SOC Report

A SOC (System and Organization Controls) report is an independent attestation report issued by a licensed CPA firm that evaluates the design and operating effectiveness of a service organization's controls. SOC reports are governed by the AICPA and have become the standard for demonstrating security and compliance to customers, partners, and regulators.

Types of SOC Reports

SOC 1 (SSAE 18) — Evaluates controls relevant to the financial reporting of the service organization's customers. Relevant when the service affects customer financial statements (payroll processors, financial SaaS platforms).

SOC 2 — Evaluates controls against the Trust Service Criteria (Security, Availability, Processing Integrity, Confidentiality, Privacy). The most common report for technology and SaaS companies.

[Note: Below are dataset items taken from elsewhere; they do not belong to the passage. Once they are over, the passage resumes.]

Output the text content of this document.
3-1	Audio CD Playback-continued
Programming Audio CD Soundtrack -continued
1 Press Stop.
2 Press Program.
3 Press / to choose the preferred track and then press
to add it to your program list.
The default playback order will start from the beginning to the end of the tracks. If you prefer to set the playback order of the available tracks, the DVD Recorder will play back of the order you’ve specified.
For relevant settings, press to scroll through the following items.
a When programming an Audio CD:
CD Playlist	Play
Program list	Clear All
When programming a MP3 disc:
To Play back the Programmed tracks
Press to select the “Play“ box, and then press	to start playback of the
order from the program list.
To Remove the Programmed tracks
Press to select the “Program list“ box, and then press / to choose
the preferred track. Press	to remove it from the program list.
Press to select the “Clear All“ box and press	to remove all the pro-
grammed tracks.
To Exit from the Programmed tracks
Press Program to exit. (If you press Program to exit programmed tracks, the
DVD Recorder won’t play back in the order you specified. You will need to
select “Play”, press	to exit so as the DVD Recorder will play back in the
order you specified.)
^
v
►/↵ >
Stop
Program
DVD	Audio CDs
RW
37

SOC 3 — A general-use version of the SOC 2 report suitable for public distribution. Contains the auditor's opinion but not the detailed control descriptions and test results.

Type I vs. Type II

• Type I — Evaluates the design of controls at a specific point in time. Useful as a first step but provides limited assurance.
• Type II — Evaluates the design and operating effectiveness of controls over a period (typically 6-12 months). Provides significantly stronger assurance and is what most customers require.

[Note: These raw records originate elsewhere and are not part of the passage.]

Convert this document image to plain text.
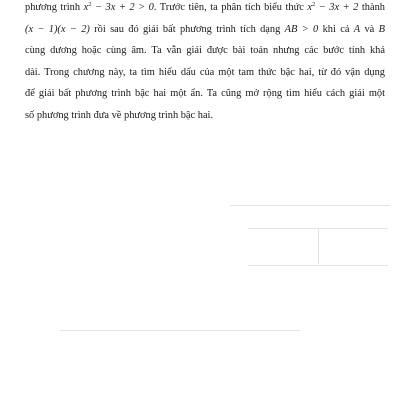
phương trình $x^2 - 3x + 2 > 0$. Trước tiên, ta phân tích biểu thức $x^2 - 3x + 2$ thành
(x − 1)(x − 2) rồi sau đó giải bất phương trình tích dạng AB > 0 khi cả A và B
cùng dương hoặc cùng âm. Ta vẫn giải được bài toán nhưng các bước tính khá
dài. Trong chương này, ta tìm hiểu dấu của một tam thức bậc hai, từ đó vận dụng
để giải bất phương trình bậc hai một ẩn. Ta cũng mở rộng tìm hiểu cách giải một
số phương trình đưa về phương trình bậc hai.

What a SOC 2 Report Contains

1. Independent auditor's report — The CPA firm's opinion on whether controls are fairly described and operating effectively
2. Management's assertion — Management's statement about the system and controls
3. System description — Detailed description of the services, infrastructure, software, people, and data in scope
4. Control activities and test results — Each control listed with the auditor's test procedures and results
5. Complementary user entity controls (CUECs) — Controls that the customer must implement for the system to be fully effective

Why It Matters

SOC 2 reports are the lingua franca of vendor security assessment in the technology industry. Enterprise customers routinely request SOC 2 reports during procurement, and the absence of one can be a deal-blocker. The report provides independent, third-party evidence that your security controls actually work — not just that you claim they do.